Robert Porter died at his home, Corio, Wharf Street, Kangaroo Point, Brisbane on 22 May 1902 aged about 76 or 77 years. He had been ailing for some time prior to his death. He was buried at Balmoral Cemetery (also known as Bulimba Cemetery).

His wife Sarah died in March 1909.

==Business life==
Robert Porter was a contractor, mostly in bridge and wharf construction in both the northern and southern parts of Queensland.

==Public life==
Robert Porter was an alderman for the Ward of Kangaroo Point from 1867 (1868?) to 1870 and then again from 1880 to 1888 (1885?), during which time he was mayor in 1882. He served on the following committees:
- Improvement Committee 1868–1870, 1881.
- Legislative Committee 1868, 1869, 1882, 1884, 1888.
- Bridge Committee 1868–1870.
- Town Hall Committee 1868, 1869, 1885.
- Wharfage Committee 1881.
- Works Committee 1885, 1888.

In the Brisbane Municipal Council elections of 7 February 1888, Robert Porter was declared to have won the election for the East Ward by 5 votes.
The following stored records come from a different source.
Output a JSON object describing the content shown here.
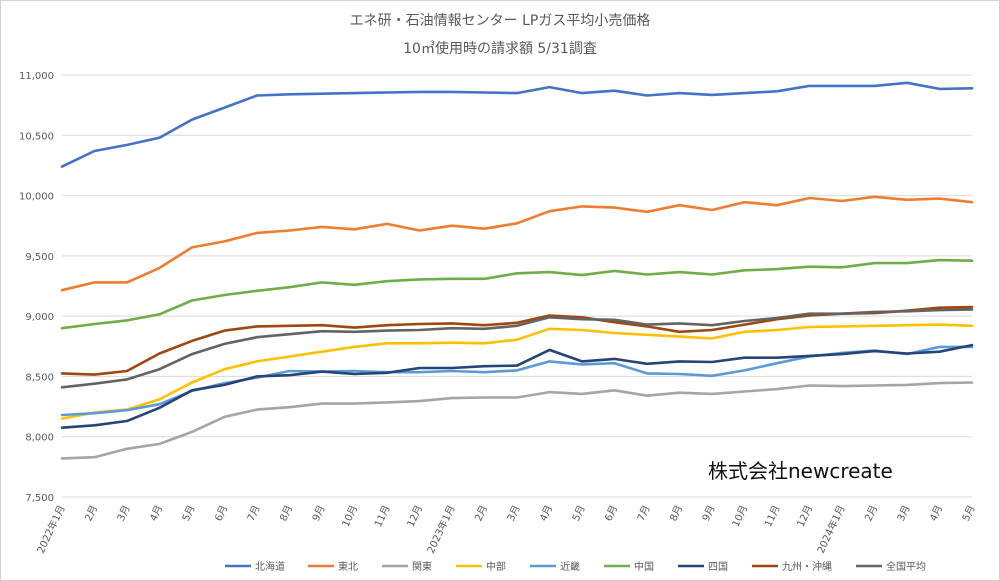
{
  "chart_data": {
    "type": "line",
    "title": "エネ研・石油情報センター LPガス平均小売価格",
    "subtitle": "10㎥使用時の請求額 5/31調査",
    "watermark": "株式会社newcreate",
    "categories": [
      "2022年1月",
      "2月",
      "3月",
      "4月",
      "5月",
      "6月",
      "7月",
      "8月",
      "9月",
      "10月",
      "11月",
      "12月",
      "2023年1月",
      "2月",
      "3月",
      "4月",
      "5月",
      "6月",
      "7月",
      "8月",
      "9月",
      "10月",
      "11月",
      "12月",
      "2024年1月",
      "2月",
      "3月",
      "4月",
      "5月"
    ],
    "ylim": [
      7500,
      11000
    ],
    "yticks": [
      7500,
      8000,
      8500,
      9000,
      9500,
      10000,
      10500,
      11000
    ],
    "ytick_labels": [
      "7,500",
      "8,000",
      "8,500",
      "9,000",
      "9,500",
      "10,000",
      "10,500",
      "11,000"
    ],
    "legend_position": "bottom",
    "grid": true,
    "series": [
      {
        "name": "北海道",
        "color": "#4472c4",
        "values": [
          10240,
          10370,
          10420,
          10480,
          10630,
          10730,
          10830,
          10840,
          10845,
          10850,
          10855,
          10860,
          10860,
          10855,
          10850,
          10900,
          10850,
          10870,
          10830,
          10850,
          10835,
          10850,
          10865,
          10910,
          10910,
          10910,
          10935,
          10885,
          10890
        ]
      },
      {
        "name": "東北",
        "color": "#ed7d31",
        "values": [
          9215,
          9280,
          9280,
          9400,
          9570,
          9620,
          9690,
          9710,
          9740,
          9720,
          9765,
          9710,
          9750,
          9725,
          9770,
          9870,
          9910,
          9900,
          9865,
          9920,
          9880,
          9945,
          9920,
          9980,
          9955,
          9990,
          9965,
          9975,
          9945
        ]
      },
      {
        "name": "関東",
        "color": "#a5a5a5",
        "values": [
          7820,
          7830,
          7900,
          7940,
          8040,
          8165,
          8225,
          8245,
          8275,
          8275,
          8285,
          8295,
          8320,
          8325,
          8325,
          8370,
          8355,
          8385,
          8340,
          8365,
          8355,
          8375,
          8395,
          8425,
          8420,
          8425,
          8430,
          8445,
          8450
        ]
      },
      {
        "name": "中部",
        "color": "#ffc000",
        "values": [
          8150,
          8200,
          8225,
          8310,
          8450,
          8560,
          8625,
          8665,
          8705,
          8745,
          8775,
          8775,
          8780,
          8775,
          8805,
          8895,
          8885,
          8860,
          8845,
          8830,
          8815,
          8870,
          8885,
          8910,
          8915,
          8920,
          8925,
          8930,
          8920
        ]
      },
      {
        "name": "近畿",
        "color": "#5b9bd5",
        "values": [
          8180,
          8195,
          8220,
          8270,
          8380,
          8445,
          8490,
          8545,
          8540,
          8545,
          8535,
          8535,
          8545,
          8535,
          8550,
          8625,
          8600,
          8610,
          8525,
          8520,
          8505,
          8550,
          8610,
          8665,
          8695,
          8715,
          8685,
          8745,
          8745
        ]
      },
      {
        "name": "中国",
        "color": "#70ad47",
        "values": [
          8900,
          8935,
          8965,
          9015,
          9130,
          9175,
          9210,
          9240,
          9280,
          9260,
          9290,
          9305,
          9310,
          9310,
          9355,
          9365,
          9340,
          9375,
          9345,
          9365,
          9345,
          9380,
          9390,
          9410,
          9405,
          9440,
          9440,
          9465,
          9460
        ]
      },
      {
        "name": "四国",
        "color": "#264478",
        "values": [
          8075,
          8095,
          8130,
          8240,
          8385,
          8430,
          8500,
          8510,
          8540,
          8520,
          8530,
          8570,
          8570,
          8585,
          8590,
          8720,
          8625,
          8645,
          8605,
          8625,
          8620,
          8655,
          8655,
          8670,
          8685,
          8710,
          8690,
          8705,
          8760
        ]
      },
      {
        "name": "九州・沖縄",
        "color": "#9e480e",
        "values": [
          8525,
          8515,
          8545,
          8690,
          8795,
          8880,
          8915,
          8920,
          8925,
          8905,
          8925,
          8935,
          8940,
          8925,
          8945,
          9005,
          8990,
          8950,
          8915,
          8870,
          8885,
          8930,
          8975,
          9005,
          9020,
          9025,
          9045,
          9070,
          9075
        ]
      },
      {
        "name": "全国平均",
        "color": "#636363",
        "values": [
          8410,
          8440,
          8475,
          8560,
          8685,
          8770,
          8825,
          8850,
          8875,
          8870,
          8880,
          8885,
          8900,
          8895,
          8920,
          8990,
          8975,
          8970,
          8930,
          8940,
          8925,
          8960,
          8985,
          9020,
          9020,
          9035,
          9040,
          9050,
          9055
        ]
      }
    ]
  }
}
Voting at that time was done by crossing out the names of the undesired candidates. His opponent William McNaughton Galloway claimed that a number of votes were ruled informal by the returning officer because the voter had crossed out a part of his name but had crossed out all of the name of his opponent (Robert Porter); Galloway argued that these votes should have been counted as votes for him. The matter was adjudicated in the Supreme Court of Queensland on 15 February 1888 where the a panel of three judges decided that these disputed votes should be counted as votes for Galloway, thus electing him in the East Ward.

Robert Porter was a Member of Board of Waterworks 1893–1901, resigning only due to his failing health (he died in 1902).

Robert Porter was a Government representative on the Brisbane Fire Brigade Board for many years.